Just when I thought I was running low on manhole covers, a weekend away from Kumamoto landed me with at least a few more postings’ worth. One of the first stops the itinerary was the town of Takachiho, a blink-and-you-miss-it kind of place in a mountainous corner of central Kyushu.
Takachiho has strong ties to the stories of Japan’s founding gods but I aim to do a separate post on that later so I’ll withhold the details and keep you all in suspense. 🙂 But Takachiho’s other claim to fame sits at the southern end of town and boy is it a wonder of a sight – a gorge that splits the earth in two and offers easy hiking, a waterfall, a boating experience and an aura of mystery.
The Takachiho Gorge is ages old, carved out of volcanic lava flow from Mt Aso by the Gokase River.
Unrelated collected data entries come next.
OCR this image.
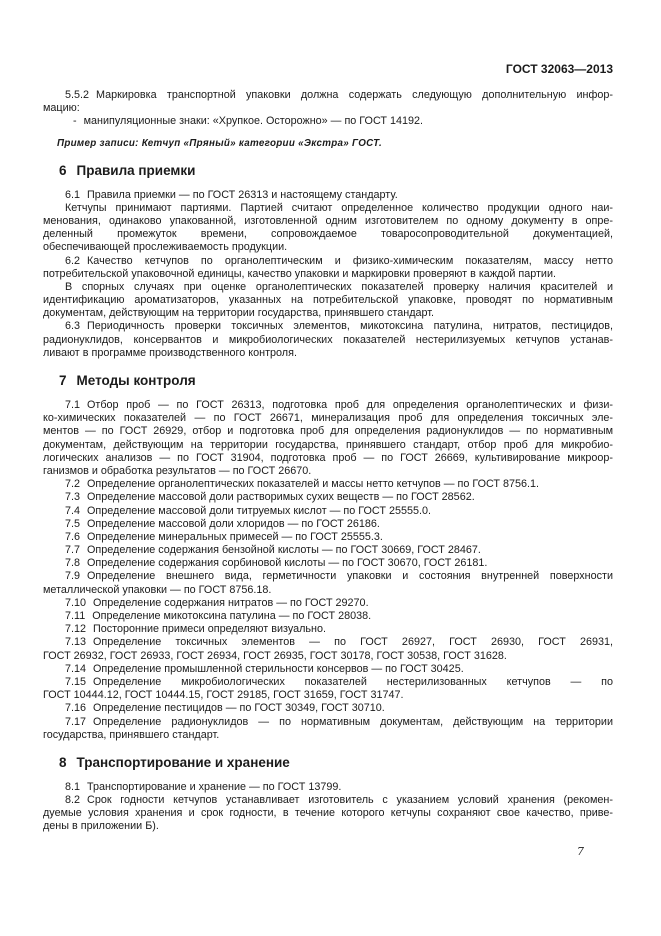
ГОСТ 32063—2013
5.5.2 Маркировка транспортной упаковки должна содержать следующую дополнительную инфор-
мацию:
- манипуляционные знаки: «Хрупкое. Осторожно» — по ГОСТ 14192.
Пример записи: Кетчуп «Пряный» категории «Экстра» ГОСТ.
6 Правила приемки
6.1 Правила приемки — по ГОСТ 26313 и настоящему стандарту.
Кетчупы принимают партиями. Партией считают определенное количество продукции одного наи-
менования, одинаково упакованной, изготовленной одним изготовителем по одному документу в опре-
деленный промежуток времени, сопровождаемое товаросопроводительной документацией,
обеспечивающей прослеживаемость продукции.
6.2 Качество кетчупов по органолептическим и физико-химическим показателям, массу нетто
потребительской упаковочной единицы, качество упаковки и маркировки проверяют в каждой партии.
В спорных случаях при оценке органолептических показателей проверку наличия красителей и
идентификацию ароматизаторов, указанных на потребительской упаковке, проводят по нормативным
документам, действующим на территории государства, принявшего стандарт.
6.3 Периодичность проверки токсичных элементов, микотоксина патулина, нитратов, пестицидов,
радионуклидов, консервантов и микробиологических показателей нестерилизуемых кетчупов устанав-
ливают в программе производственного контроля.
7 Методы контроля
7.1 Отбор проб — по ГОСТ 26313, подготовка проб для определения органолептических и физи-
ко-химических показателей — по ГОСТ 26671, минерализация проб для определения токсичных эле-
ментов — по ГОСТ 26929, отбор и подготовка проб для определения радионуклидов — по нормативным
документам, действующим на территории государства, принявшего стандарт, отбор проб для микробио-
логических анализов — по ГОСТ 31904, подготовка проб — по ГОСТ 26669, культивирование микроор-
ганизмов и обработка результатов — по ГОСТ 26670.
7.2 Определение органолептических показателей и массы нетто кетчупов — по ГОСТ 8756.1.
7.3 Определение массовой доли растворимых сухих веществ — по ГОСТ 28562.
7.4 Определение массовой доли титруемых кислот — по ГОСТ 25555.0.
7.5 Определение массовой доли хлоридов — по ГОСТ 26186.
7.6 Определение минеральных примесей — по ГОСТ 25555.3.
7.7 Определение содержания бензойной кислоты — по ГОСТ 30669, ГОСТ 28467.
7.8 Определение содержания сорбиновой кислоты — по ГОСТ 30670, ГОСТ 26181.
7.9 Определение внешнего вида, герметичности упаковки и состояния внутренней поверхности
металлической упаковки — по ГОСТ 8756.18.
7.10 Определение содержания нитратов — по ГОСТ 29270.
7.11 Определение микотоксина патулина — по ГОСТ 28038.
7.12 Посторонние примеси определяют визуально.
7.13 Определение токсичных элементов — по ГОСТ 26927, ГОСТ 26930, ГОСТ 26931,
ГОСТ 26932, ГОСТ 26933, ГОСТ 26934, ГОСТ 26935, ГОСТ 30178, ГОСТ 30538, ГОСТ 31628.
7.14 Определение промышленной стерильности консервов — по ГОСТ 30425.
7.15 Определение микробиологических показателей нестерилизованных кетчупов — по
ГОСТ 10444.12, ГОСТ 10444.15, ГОСТ 29185, ГОСТ 31659, ГОСТ 31747.
7.16 Определение пестицидов — по ГОСТ 30349, ГОСТ 30710.
7.17 Определение радионуклидов — по нормативным документам, действующим на территории
государства, принявшего стандарт.
8 Транспортирование и хранение
8.1 Транспортирование и хранение — по ГОСТ 13799.
8.2 Срок годности кетчупов устанавливает изготовитель с указанием условий хранения (рекомен-
дуемые условия хранения и срок годности, в течение которого кетчупы сохраняют свое качество, приве-
дены в приложении Б).
7
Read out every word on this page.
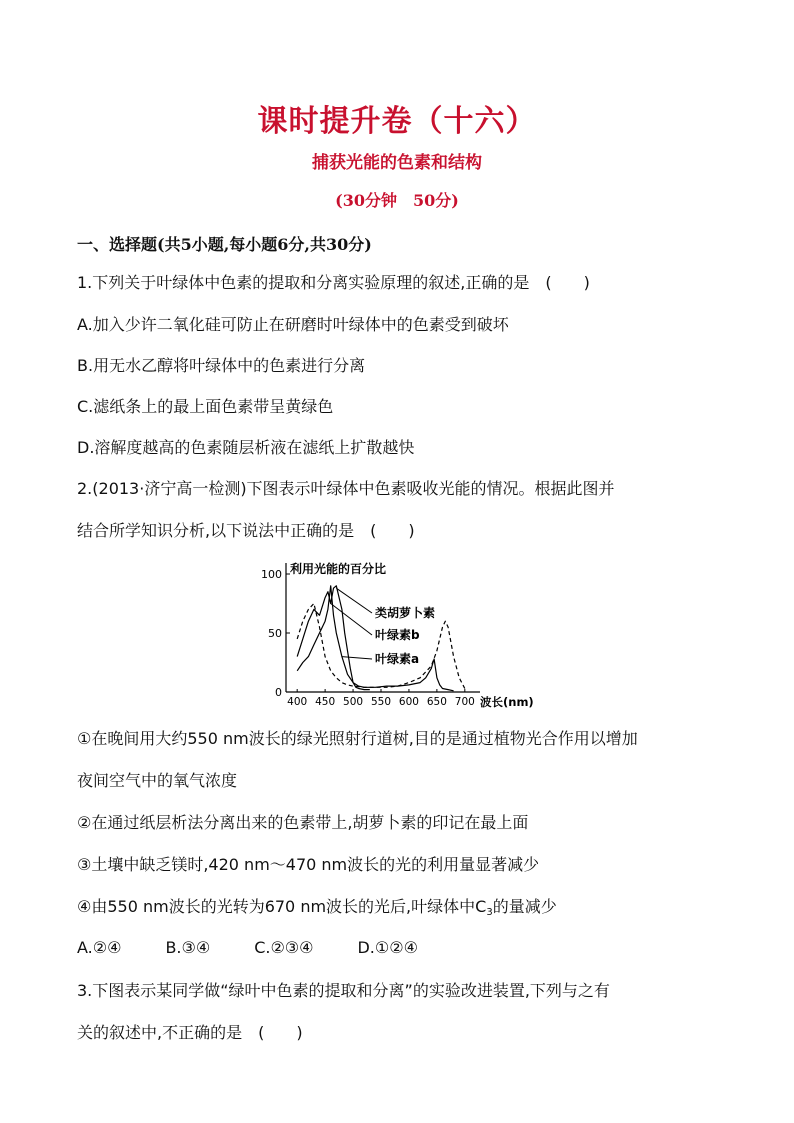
课时提升卷（十六）
捕获光能的色素和结构
(30分钟　50分)
一、选择题(共5小题,每小题6分,共30分)
1.下列关于叶绿体中色素的提取和分离实验原理的叙述,正确的是　(　　)
A.加入少许二氧化硅可防止在研磨时叶绿体中的色素受到破坏
B.用无水乙醇将叶绿体中的色素进行分离
C.滤纸条上的最上面色素带呈黄绿色
D.溶解度越高的色素随层析液在滤纸上扩散越快
2.(2013·济宁高一检测)下图表示叶绿体中色素吸收光能的情况。根据此图并
结合所学知识分析,以下说法中正确的是　(　　)
0
50
100
400 450 500 550 600 650 700
利用光能的百分比
波长(nm)
类胡萝卜素
叶绿素b
叶绿素a
①在晚间用大约550 nm波长的绿光照射行道树,目的是通过植物光合作用以增加
夜间空气中的氧气浓度
②在通过纸层析法分离出来的色素带上,胡萝卜素的印记在最上面
③土壤中缺乏镁时,420 nm～470 nm波长的光的利用量显著减少
④由550 nm波长的光转为670 nm波长的光后,叶绿体中$C_3$的量减少
A.②④	B.③④	C.②③④	D.①②④
3.下图表示某同学做“绿叶中色素的提取和分离”的实验改进装置,下列与之有
关的叙述中,不正确的是　(　　)
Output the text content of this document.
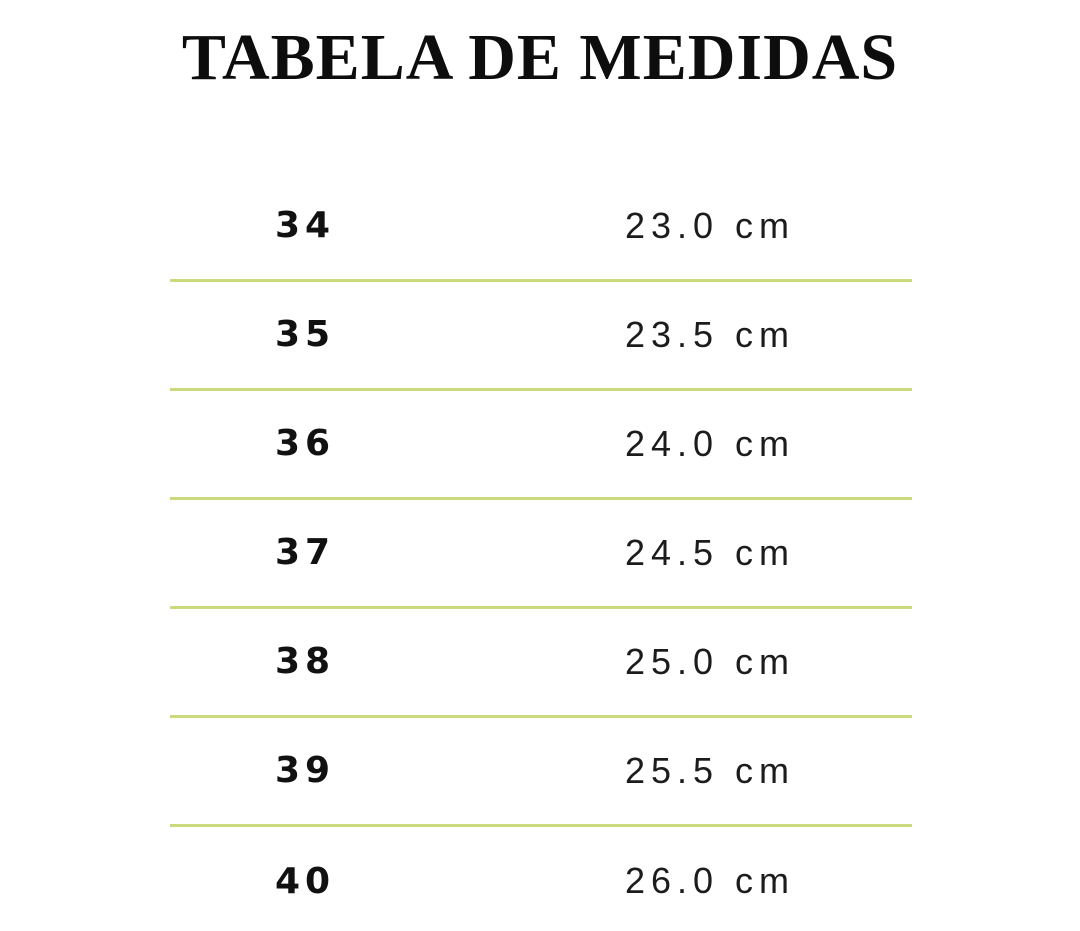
TABELA DE MEDIDAS
34	23.0 cm
35	23.5 cm
36	24.0 cm
37	24.5 cm
38	25.0 cm
39	25.5 cm
40	26.0 cm
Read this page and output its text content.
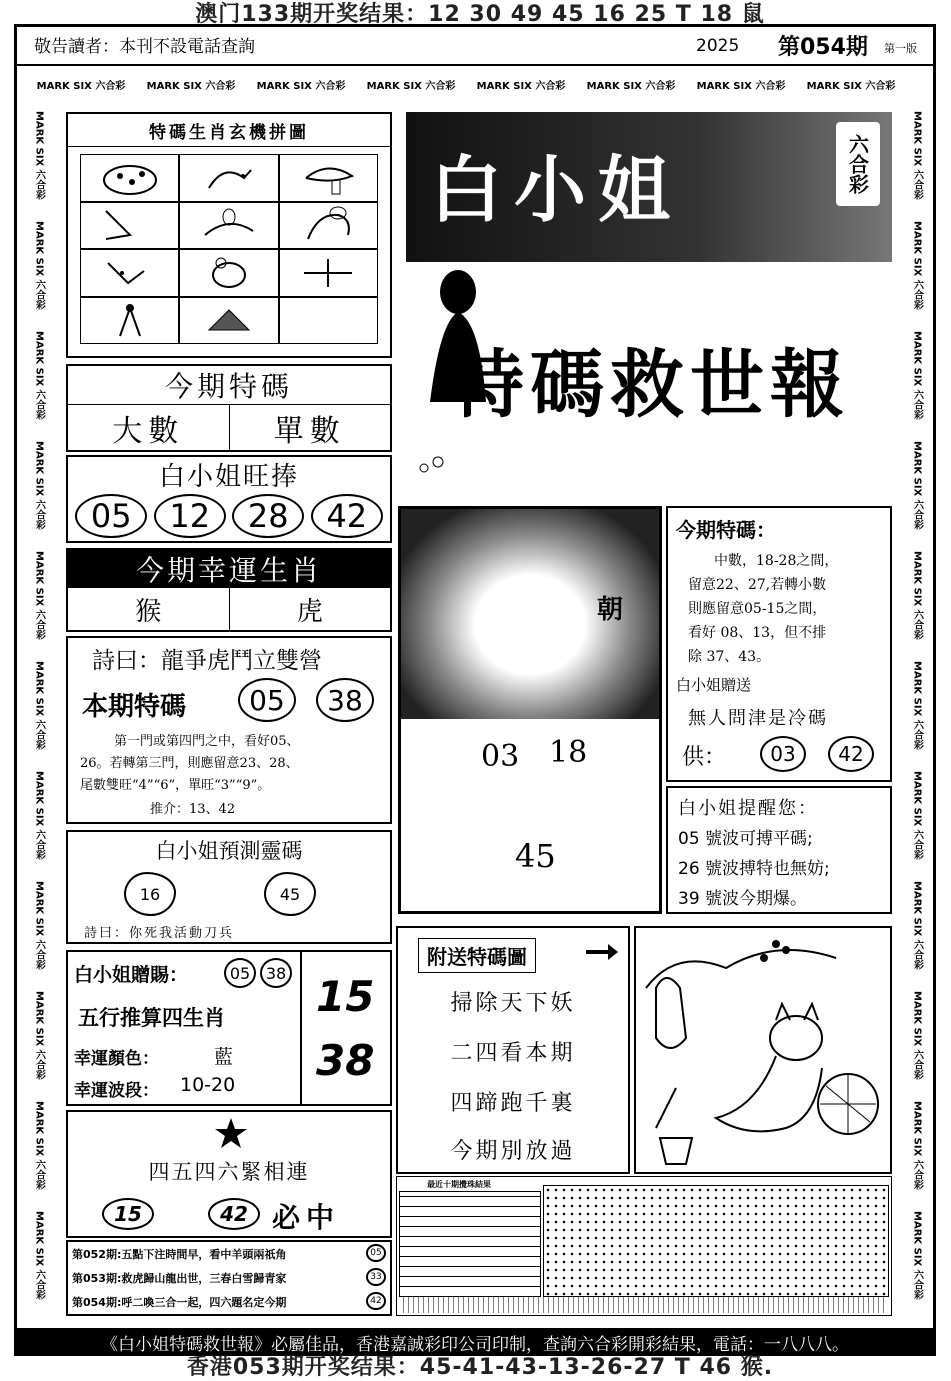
澳门133期开奖结果：12 30 49 45 16 25 T 18 鼠
敬告讀者：本刊不設電話查詢	2025 第054期 第一版
MARK SIX 六合彩 MARK SIX 六合彩 MARK SIX 六合彩 MARK SIX 六合彩 MARK SIX 六合彩 MARK SIX 六合彩 MARK SIX 六合彩 MARK SIX 六合彩
MARK SIX 六合彩
MARK SIX 六合彩
MARK SIX 六合彩
MARK SIX 六合彩
MARK SIX 六合彩
MARK SIX 六合彩
MARK SIX 六合彩
MARK SIX 六合彩
MARK SIX 六合彩
MARK SIX 六合彩
MARK SIX 六合彩
MARK SIX 六合彩
MARK SIX 六合彩
MARK SIX 六合彩
MARK SIX 六合彩
MARK SIX 六合彩
MARK SIX 六合彩
MARK SIX 六合彩
MARK SIX 六合彩
MARK SIX 六合彩
MARK SIX 六合彩
MARK SIX 六合彩
特碼生肖玄機拼圖
今期特碼
大數	單數
白小姐旺捧
05	12	28	42
今期幸運生肖
猴	虎
詩曰：龍爭虎鬥立雙營
本期特碼	05	38
第一門或第四門之中，看好05、
26。若轉第三門，則應留意23、28、
尾數雙旺“4”“6”，單旺“3”“9”。
推介：13、42
白小姐預測靈碼
16	45
詩曰：你死我活動刀兵
白小姐贈賜：	05 38
五行推算四生肖
幸運顏色：	藍
幸運波段： 10-20
15
38
四五四六緊相連
15	42 必中
第052期:五點下注時間早，看中羊頭兩祇角	05
第053期:救虎歸山龍出世，三春白雪歸青家	33
第054期:呼二喚三合一起，四六題名定今期	42
白小姐	六合彩
特碼救世報
朝
03 18
45
今期特碼：
中數，18-28之間，
留意22、27,若轉小數
則應留意05-15之間，
看好 08、13，但不排
除 37、43。
白小姐贈送
無人問津是冷碼
供：	03	42
白小姐提醒您：
05 號波可搏平碼;
26 號波搏特也無妨;
39 號波今期爆。
附送特碼圖
掃除天下妖
二四看本期
四蹄跑千裏
今期別放過
最近十期攪珠結果
《白小姐特碼救世報》必屬佳品，香港嘉誠彩印公司印制，查詢六合彩開彩結果，電話：一八八八。
香港053期开奖结果：45-41-43-13-26-27 T 46 猴.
Unlike some canyons, this chasm is narrow, and the thickets of trees growing along the hillsides lend it a dark and often mysterious aura on cloudy days. It’s been a long time since I have seen anywhere so stunningly beautiful, however. We chose to view the gorge from the well-maintained walking path that followed the cliff’s edge. For a closer look (and, of course, a fee), you can rent rowboats and actually enter the gorge, getting a face-to-face perspective of the ancient rock walls and the beautiful Manai waterfall (both the waterfall and a boat can be seen in the picture above).
The bridge on the manhole cover runs above the gorge. While not attractive in its own right (at least not to me), it did paint a rather striking scene looming over the river like it did.